Internal timeouts not reconnecting on overload/temporary disk problems

andershedberg · January 20, 2020, 8:15am

Hi, just logging a problem we saw this weekend. If someone else experience it, it might be worth looking deeper into.

This weekend I got a call that no Lora devices was working. Logging in to the Loraserver I noticed that the packages were coming in from the gateways ( showing as staples when looking at gateway tabs ) and registered in the Lora-server on the gateway-pages, but not registering on the individual devices and also not transmitted to the external applications.

Due to the remote setup I could not login to the machine and examine the logs, just check the webpages it shows and the last hour seen by vmware ( it’s a virtual machine running on vmware esxi). It seems that the server might have experienced long disk I/O access due to a backup job at the time it stopped working correctly and maybe some raid problems (no warnings of disk problems though). There was also a failure of some kind with the backup snapshot not beeing removed correctly according to vmware info. The server never went offline and all webstuff kept on running ( we monitor the server so we know it never went down/rebooted ) but I suspect the disk problems might have caused an internal overload/timeout of some connections inside the lora-server.
These connections ( this is my theory ) was not restored automatically once the disk problems solved itself and thus no traffic was forwarded.

Rebooting the machine solved the problems and everything came up again working.

Server used. Very old one, can’t find any info. Most likely release 1.0 something. About 50 gateways and 4500 sensors. ( not all active, but registered on the server ) Has been up and running without any problems for about 2-3 years.

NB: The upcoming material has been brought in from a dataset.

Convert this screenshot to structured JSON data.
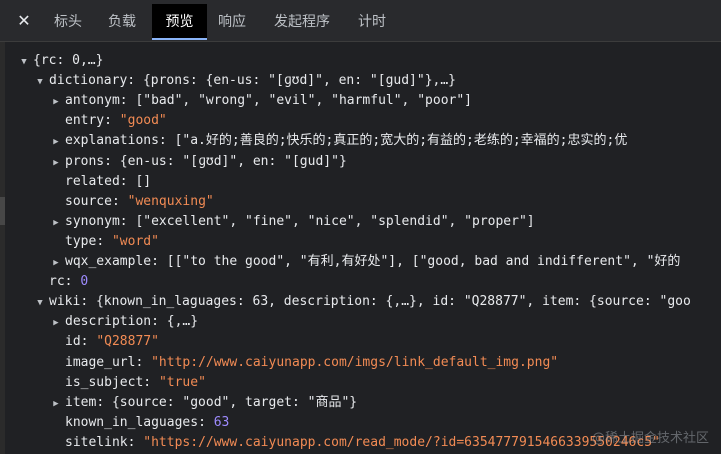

promero · January 21, 2020, 6:46pm

Hi @andershedberg

I just had a similar problem. I realized today that I was not receiving data from any of my gateways since three days ago (last Saturday). Fortunately I have the Chirpstack Packet Multiplexer in some of them, sending data to TTN and also to my Chirpstack Servers. In TTN I was receiving well but not in Chirpstack.

I did not find anything in the logs:

journalctl -u chirpstack-application-server -f -n 50
journalctl -u chirpstack-network-server -f -n 50

The solution: restart the services.

Did you or anyone find another solution? How could we prevent this situation?

Kind regards,
Pablo Romero.